Morris points out: 'Some older pension policies have little or no death value even where they are worth tens of thousands of pounds. This often applies in the case of retirement annuity contracts, the predecessors to personal pensions.'
Age is also relevant, although the medical condition is the most significant issue. Morris says that, statistically, those aged 70 or above may be the most common age group to benefit from enhanced rates.

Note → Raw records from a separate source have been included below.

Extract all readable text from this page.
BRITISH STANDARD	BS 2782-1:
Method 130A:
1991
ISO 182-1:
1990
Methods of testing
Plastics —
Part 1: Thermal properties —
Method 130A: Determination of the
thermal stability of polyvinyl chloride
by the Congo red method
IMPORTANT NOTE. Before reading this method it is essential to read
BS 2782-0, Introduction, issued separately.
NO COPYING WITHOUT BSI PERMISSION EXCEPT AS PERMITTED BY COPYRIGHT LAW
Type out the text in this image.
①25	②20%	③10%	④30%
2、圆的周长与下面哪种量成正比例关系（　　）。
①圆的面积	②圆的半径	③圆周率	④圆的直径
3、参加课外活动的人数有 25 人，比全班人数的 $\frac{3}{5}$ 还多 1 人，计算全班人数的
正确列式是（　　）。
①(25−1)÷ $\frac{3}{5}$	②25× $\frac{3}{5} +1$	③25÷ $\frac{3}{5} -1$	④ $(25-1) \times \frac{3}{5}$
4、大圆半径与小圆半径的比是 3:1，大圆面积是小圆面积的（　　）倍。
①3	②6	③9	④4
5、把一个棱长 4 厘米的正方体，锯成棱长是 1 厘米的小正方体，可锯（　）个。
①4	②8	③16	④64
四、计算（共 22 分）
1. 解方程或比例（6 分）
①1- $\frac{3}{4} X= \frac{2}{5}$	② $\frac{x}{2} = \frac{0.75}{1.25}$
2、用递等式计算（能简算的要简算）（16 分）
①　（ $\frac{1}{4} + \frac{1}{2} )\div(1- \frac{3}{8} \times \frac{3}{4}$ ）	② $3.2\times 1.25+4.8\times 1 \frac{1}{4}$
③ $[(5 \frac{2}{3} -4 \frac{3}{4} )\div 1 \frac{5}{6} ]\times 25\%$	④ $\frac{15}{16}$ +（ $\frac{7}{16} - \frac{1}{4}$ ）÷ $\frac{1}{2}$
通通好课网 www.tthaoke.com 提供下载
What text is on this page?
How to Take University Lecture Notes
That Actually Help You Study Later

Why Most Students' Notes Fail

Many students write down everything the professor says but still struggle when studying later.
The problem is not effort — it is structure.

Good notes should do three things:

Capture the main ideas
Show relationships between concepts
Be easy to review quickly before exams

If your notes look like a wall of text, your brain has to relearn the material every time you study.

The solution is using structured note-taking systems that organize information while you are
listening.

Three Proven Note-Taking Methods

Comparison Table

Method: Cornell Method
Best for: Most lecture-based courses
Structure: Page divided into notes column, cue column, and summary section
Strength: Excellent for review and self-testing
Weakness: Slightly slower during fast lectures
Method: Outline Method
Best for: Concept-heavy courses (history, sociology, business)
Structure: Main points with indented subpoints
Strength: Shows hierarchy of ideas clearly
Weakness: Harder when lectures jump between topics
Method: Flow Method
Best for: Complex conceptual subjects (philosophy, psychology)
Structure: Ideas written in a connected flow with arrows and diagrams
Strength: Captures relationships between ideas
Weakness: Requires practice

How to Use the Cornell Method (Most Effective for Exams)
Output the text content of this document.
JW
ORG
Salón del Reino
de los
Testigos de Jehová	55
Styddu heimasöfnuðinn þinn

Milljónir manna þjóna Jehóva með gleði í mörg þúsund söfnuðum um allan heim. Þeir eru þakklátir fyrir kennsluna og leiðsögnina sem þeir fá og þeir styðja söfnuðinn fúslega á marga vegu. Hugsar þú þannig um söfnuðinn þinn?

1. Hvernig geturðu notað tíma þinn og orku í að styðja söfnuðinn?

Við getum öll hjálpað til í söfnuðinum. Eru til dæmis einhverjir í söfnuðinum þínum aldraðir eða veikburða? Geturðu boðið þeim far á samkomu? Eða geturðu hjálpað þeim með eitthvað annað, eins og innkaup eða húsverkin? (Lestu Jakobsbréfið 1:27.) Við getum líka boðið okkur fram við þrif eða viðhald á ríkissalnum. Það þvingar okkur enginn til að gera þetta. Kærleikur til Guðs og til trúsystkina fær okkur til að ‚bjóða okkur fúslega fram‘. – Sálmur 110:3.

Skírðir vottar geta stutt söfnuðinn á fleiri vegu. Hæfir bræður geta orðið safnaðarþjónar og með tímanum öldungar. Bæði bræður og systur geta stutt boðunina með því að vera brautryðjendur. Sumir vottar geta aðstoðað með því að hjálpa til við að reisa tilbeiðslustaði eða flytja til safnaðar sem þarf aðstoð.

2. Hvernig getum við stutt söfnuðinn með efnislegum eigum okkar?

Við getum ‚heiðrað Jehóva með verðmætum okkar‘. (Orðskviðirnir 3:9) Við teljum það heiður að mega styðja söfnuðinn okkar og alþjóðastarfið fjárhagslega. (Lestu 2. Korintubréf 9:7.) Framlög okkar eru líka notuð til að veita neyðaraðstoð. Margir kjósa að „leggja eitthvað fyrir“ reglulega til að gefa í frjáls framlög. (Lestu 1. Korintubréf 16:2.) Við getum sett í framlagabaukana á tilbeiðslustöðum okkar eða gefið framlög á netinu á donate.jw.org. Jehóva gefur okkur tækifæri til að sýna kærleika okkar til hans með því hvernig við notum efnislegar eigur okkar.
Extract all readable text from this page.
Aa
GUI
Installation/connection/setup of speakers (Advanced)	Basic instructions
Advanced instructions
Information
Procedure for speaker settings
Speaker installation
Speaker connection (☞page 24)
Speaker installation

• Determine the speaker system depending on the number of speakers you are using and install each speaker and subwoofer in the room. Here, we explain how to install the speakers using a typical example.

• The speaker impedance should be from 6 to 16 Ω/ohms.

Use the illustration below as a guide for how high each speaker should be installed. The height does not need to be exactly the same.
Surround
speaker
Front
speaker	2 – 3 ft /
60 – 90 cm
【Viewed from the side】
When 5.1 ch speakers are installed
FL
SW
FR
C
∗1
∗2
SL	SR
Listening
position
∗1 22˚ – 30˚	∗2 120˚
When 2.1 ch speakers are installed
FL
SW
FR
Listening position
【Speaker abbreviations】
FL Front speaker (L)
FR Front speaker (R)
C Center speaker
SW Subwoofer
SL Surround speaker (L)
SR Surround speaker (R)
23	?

'But,' he adds, 'there are many people in their 50s who are enjoying enhanced wealth, if not enhanced health, because of impaired health annuities.'
It is important to note that although, in theory, all the usual options are available on ill health and lifestyle annuities, joint life can be a problem for those who are looking for a rate uplift based on a medical condition. Because the spouse's health is taken into account, if he or she is in normal health, it will reduce the uplift. In these cases, advisers suggest it is better to establish some other source of income for the spouse.
Ironically, the people most likely to forgo the opportunity of taking an enhanced rate are members of occupational schemes. Where this is a money purchase arrangement, the trustees would usually arrange the annuity, and not all would be knowledgeable enough to arrange an enhanced rate.
Members of final salary schemes may be able to negotiate with their employer for an early retirement ill-health pension but, particularly where they do not have dependents, they may be better off transferring to a personal pension in order to take advantage of an individually negotiated ill-health annuity.
Ill-health annuities are clearly good news for those with a serious medical condition but it is also possible to increase the rate if the client qualifies for a lifestyle annuity. These do not usually require medical documentation but instead offer a slightly higher rate for those who, for example, smoke, are overweight or have high blood pressure or chronic asthma.
Occupation and region are also relevant here. MGM Assurance offers geo-economic annuities that favour manual workers and those that live in the North of England, for example.
Further information from: The Annuity Bureau at www.annuitybureau.co.uk; Annuity Direct at www.annuitydirect.co.uk; William Burrows Annuities at www.askannuity.com; Bestinvest at www.bestinvest.co.uk; Hargreaves Lansdown at www.hargreaveslansdown. co.uk/annuities; and Rickman Tooze at www.rickmantooze.co.uk.
Money purchase policyholders need more information about the availability of uplifted rates for ill health and lifestyle conditions.
Web-based annuity supermarkets may be the best way to ensure those with smaller funds have access to specialist rates but early planning is essential.
More annuity providers are expected to enter this market after information on the OMO becomes obligatory from September 2002.